Коммерческая конкуренция, как и политическая вражда, достойна всяческого уважения; но нас сейчас интересует литературная сторона дела. В меру человеческих возможностей конкуренция оставалась жанрово-специфичной, и соперничество не заставило Набокова перестать уважать Пастернака как поэта.
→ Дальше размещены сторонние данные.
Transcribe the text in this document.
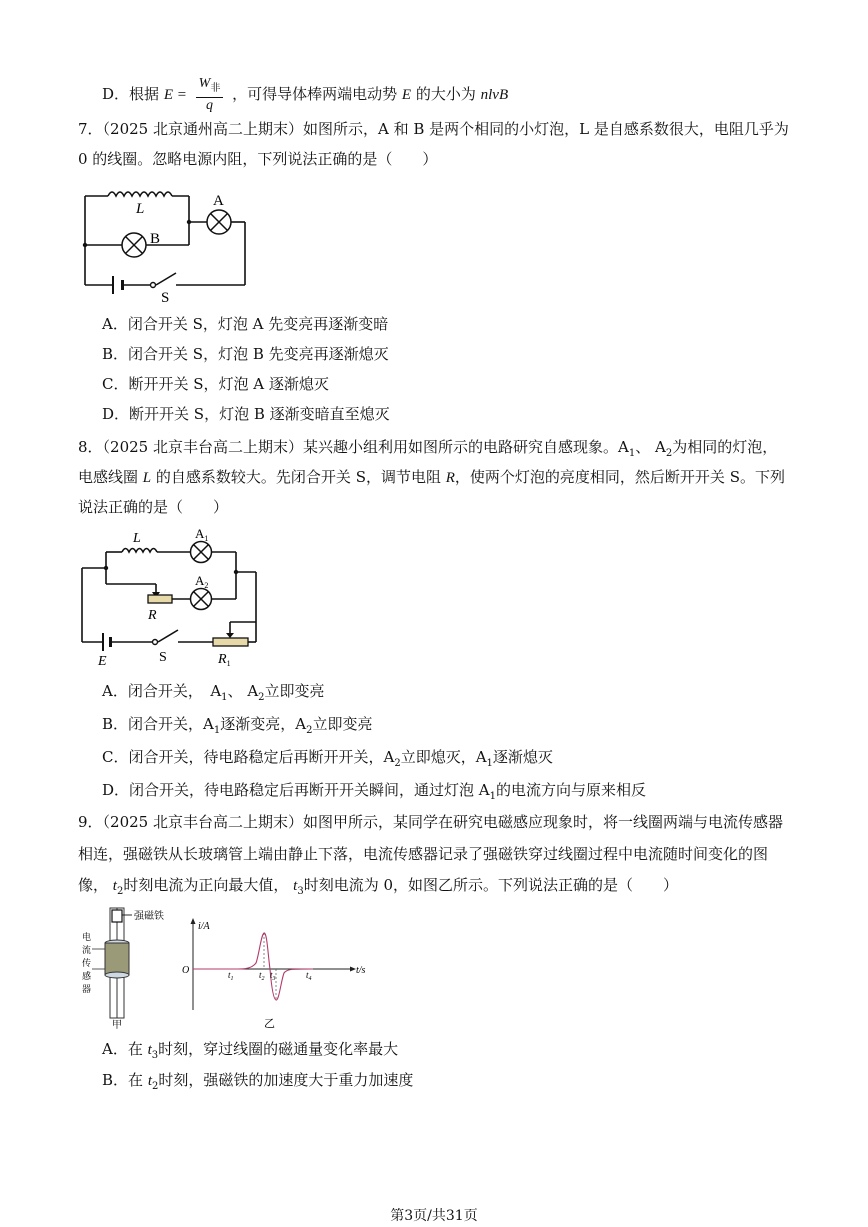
D．根据 $E = \frac{W_非}{q}$ ，可得导体棒两端电动势 E 的大小为 nlvB
7．（2025 北京通州高二上期末）如图所示，A 和 B 是两个相同的小灯泡，L 是自感系数很大，电阻几乎为
0 的线圈。忽略电源内阻，下列说法正确的是（　　）
L	A
B
S
A．闭合开关 S，灯泡 A 先变亮再逐渐变暗
B．闭合开关 S，灯泡 B 先变亮再逐渐熄灭
C．断开开关 S，灯泡 A 逐渐熄灭
D．断开开关 S，灯泡 B 逐渐变暗直至熄灭
8．（2025 北京丰台高二上期末）某兴趣小组利用如图所示的电路研究自感现象。$A_1$、 $A_2$为相同的灯泡，
电感线圈 L 的自感系数较大。先闭合开关 S，调节电阻 R，使两个灯泡的亮度相同，然后断开开关 S。下列
说法正确的是（　　）
L	$A_1$
$A_2$
R
E	S	$R_1$
A．闭合开关，　$A_1$、 $A_2$立即变亮
B．闭合开关，$A_1$逐渐变亮，$A_2$立即变亮
C．闭合开关，待电路稳定后再断开开关，$A_2$立即熄灭，$A_1$逐渐熄灭
D．闭合开关，待电路稳定后再断开开关瞬间，通过灯泡 $A_1$的电流方向与原来相反
9．（2025 北京丰台高二上期末）如图甲所示，某同学在研究电磁感应现象时，将一线圈两端与电流传感器
相连，强磁铁从长玻璃管上端由静止下落，电流传感器记录了强磁铁穿过线圈过程中电流随时间变化的图
像， $t_2$时刻电流为正向最大值， $t_3$时刻电流为 0，如图乙所示。下列说法正确的是（　　）
强磁铁
电
流
传
感
器
甲
i/A
t/s
O	$t_1$	$t_2$ $t_3$	$t_4$
乙
A．在 $t_3$时刻，穿过线圈的磁通量变化率最大
B．在 $t_2$时刻，强磁铁的加速度大于重力加速度
第3页/共31页
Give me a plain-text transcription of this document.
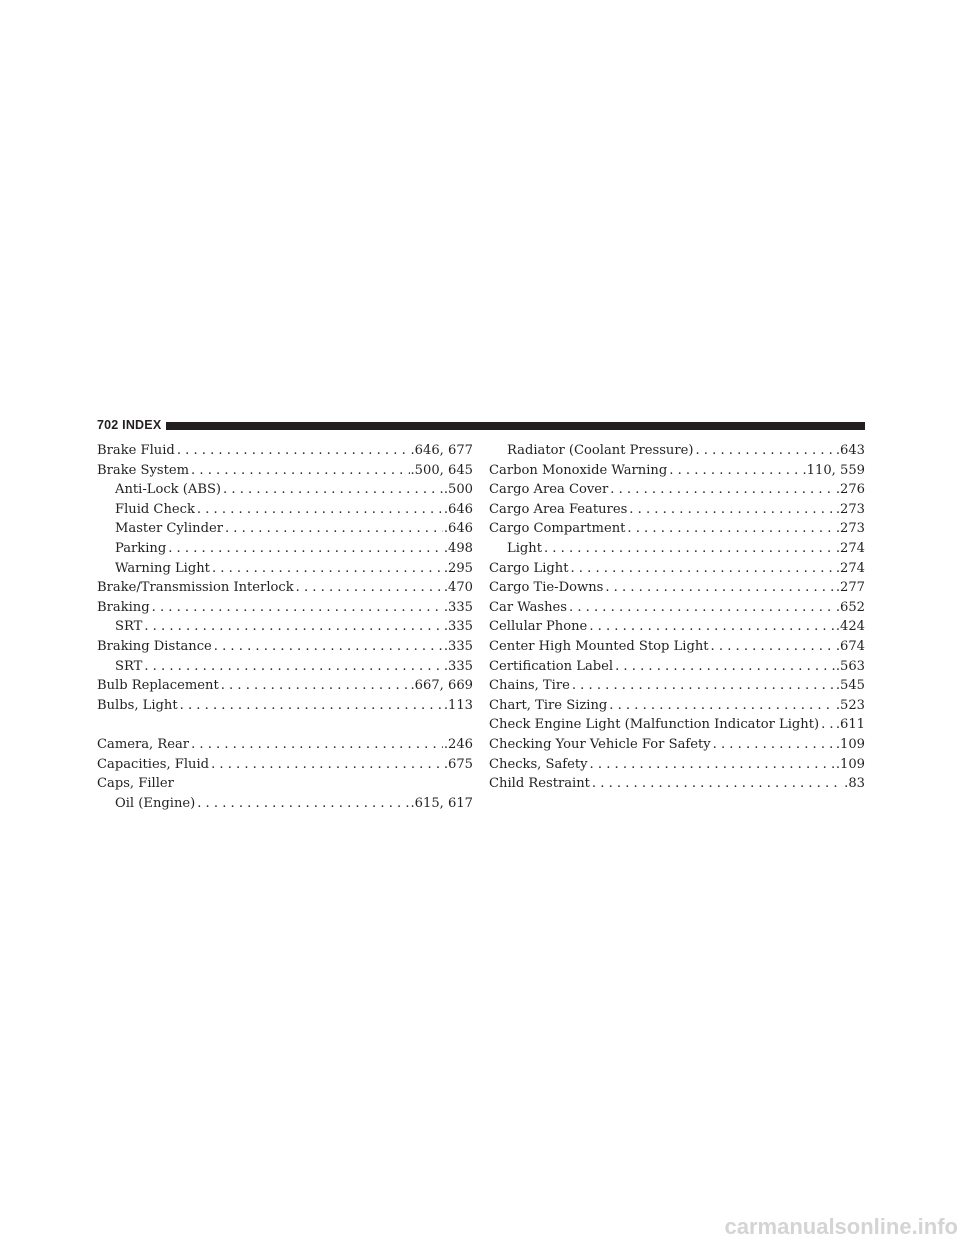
702 INDEX
Brake Fluid . . .	.646, 677
Brake System . . .	.500, 645
Anti-Lock (ABS) . . .	.500
Fluid Check . . .	.646
Master Cylinder . . .	.646
Parking . . .	.498
Warning Light . . .	.295
Brake/Transmission Interlock . . .	.470
Braking . . .	.335
SRT . . .	.335
Braking Distance . . .	.335
SRT . . .	.335
Bulb Replacement . . .	.667, 669
Bulbs, Light . . .	.113
Camera, Rear . . .	.246
Capacities, Fluid . . .	.675
Caps, Filler
Oil (Engine) . . .	.615, 617
Radiator (Coolant Pressure) . . .	.643
Carbon Monoxide Warning . . .	.110, 559
Cargo Area Cover . . .	.276
Cargo Area Features . . .	.273
Cargo Compartment . . .	.273
Light . . .	.274
Cargo Light . . .	.274
Cargo Tie-Downs . . .	.277
Car Washes . . .	.652
Cellular Phone . . .	.424
Center High Mounted Stop Light . . .	.674
Certification Label . . .	.563
Chains, Tire . . .	.545
Chart, Tire Sizing . . .	.523
Check Engine Light (Malfunction Indicator Light) . . . .611
Checking Your Vehicle For Safety . . .	.109
Checks, Safety . . .	.109
Child Restraint . . .	.83
carmanualsonline.info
Когда тот передал на Запад, отказываясь от Нобелевской премии:

Что же сделал я за пакость,Я, убийца и злодей?Я весь мир заставил плакатьНад красой земли моей, —

Набоков написал трогательно-подражательные строки, почти самые последние его стихи:

Какое сделал я дурное дело,и я ли развратитель и злодей,я, заставляющий мечтать мир целыйо бедной девочке моей.

Земля подменяется девочкой, плач заменяется мечтой; но дальше следуют сальериевские фразы, особенно выразительные под пером пушкиниста:

О, знаю я, меня боятся люди,и жгут таких, как я, за волшебство,и, как от яда в полом изумруде,мрут от искусства моего[774].Тебе свой труд передаю

«Такому поэту страшно подражать», — писал когда-то Набоков о Пастернаке[775]. Герой Дара испытывал сходные чувства к своему сопернику, «таинственно разраставшийся талант которого только дар Изоры мог бы пресечь»[776]. В стихотворении «Какое сделал я дурное дело» Набоков откровенно подражает Пастернаку, а еще признается в том, что сам подобен Сальери и внушает страх своим искусством[777]. За этими высказываниями, между которыми полжизни, стоит длительный и пристальный интерес к сопернику. В отличие от моих предшественников, изучавших набоковскую реакцию на роман Пастернака, я не считаю ее исключительно негативной. Между авторами были важные черты сходства, и именно они стимулировали подражание, соперничество и отвержение. Эти трансатлантические отношения развивались на противоречивых путях конкуренции, разделения полномочий и — гипотеза самая сильная — длящегося диалога. Оба автора пытались сочетать поэзию и прозу в едином тексте, развертывающемся как трудная игра между жанрами. Набоков начал свой интертекстуальный, интержанровый эксперимент в Даре, герой-рассказчик которого переходит от поэзии к прозе и от третьего лица к первому. Пастернак продолжил этот опыт в Живаго, — посмертной биографии поэта, написанной прозаиком, к которой приложен сборник поэзии героя. Несколько позже Набоков осуществил сходное построение в Бледном огне: прозаик одержим поэтом и после его гибели издает его поэму со своими комментариями. Возможно, наши представления о литературной преемственности имеют чересчур агрессивный характер. Мы знаем о сопротивлении влиянию и о механизмах уничтожения предшественника, но меньше понимаем, как все же осуществляется влияние, возможно взаимное, и каким образом разные авторы аккумулируют достижения друг друга в собственных созданиях.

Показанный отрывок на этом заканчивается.